Single by Slim Dusty
- B-side: "My Faded Dream"
- Released: 1947
- Recorded: November 1946
- Genre: Country
- Label: Regal Zonophone
- Songwriter(s): Slim Dusty

= When the Rain Tumbles Down in July =

"When the Rain Tumbles Down in July" is an Australian country music song written by Slim Dusty. It has been covered by several other artists including Lee Kernaghan, Graeme Connors as well as Dusty's daughter Anne Kirkpatrick. The song was recorded in November 1946 and it is recognised as being Dusty's first commercial recording.

==About the song==

"When the Rain Tumbles Down in July" is one of the earliest compositions of Australian country music singer Slim Dusty, Australia's most prolific musical artist.
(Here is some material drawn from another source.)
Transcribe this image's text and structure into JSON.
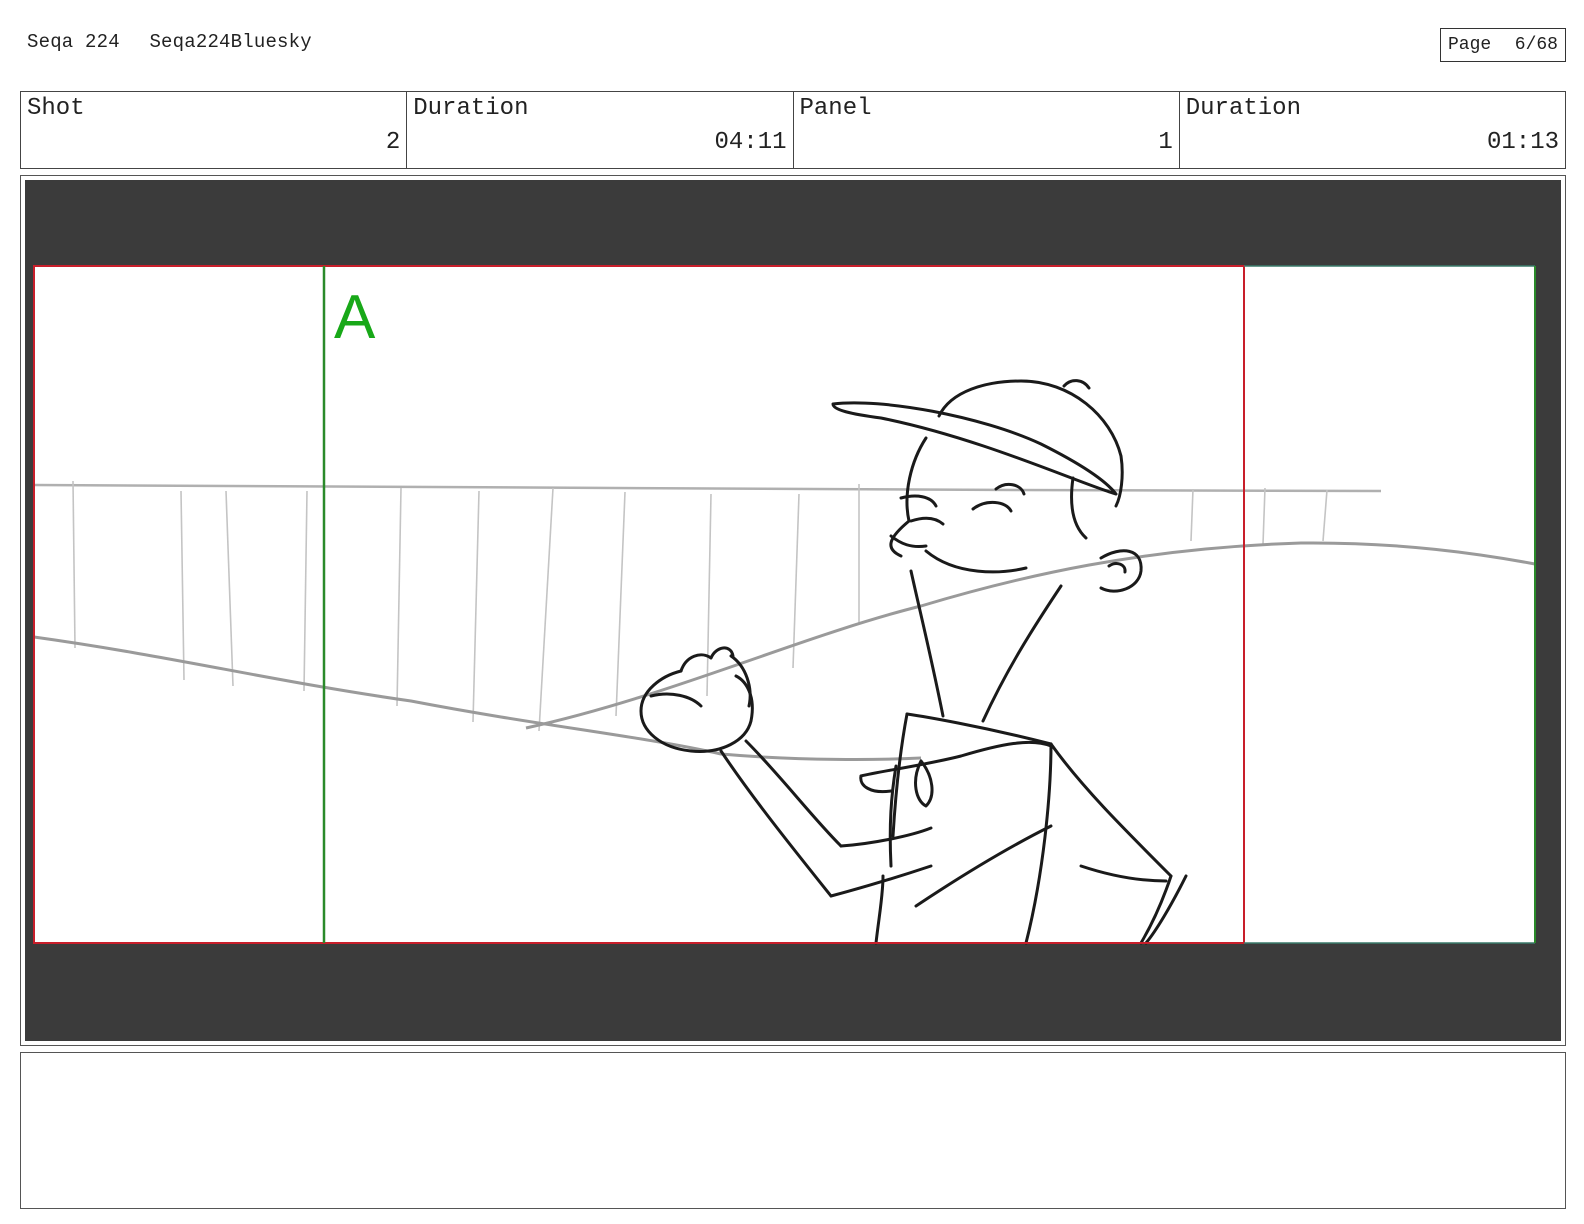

He wrote the song aged 18, while living at Nulla Nulla Creek (Formal name: Bellbrook, New South Wales), New South Wales in 1945. In 1947, Dusty signed his first recording contract with the Columbia Graphophone Co. for the Regal Zonophone label and recorded six titles including "When The Rain Tumbles Down in July". The song remained a standard for Dusty until his death in 2003.

==Content==

The song is a bush ballad, evocative of the tradition of Australian bush poetry. It concerns the flood season in the mountainous Macleay Valley where Slim Dusty grew up in the 1930s and early 1940s.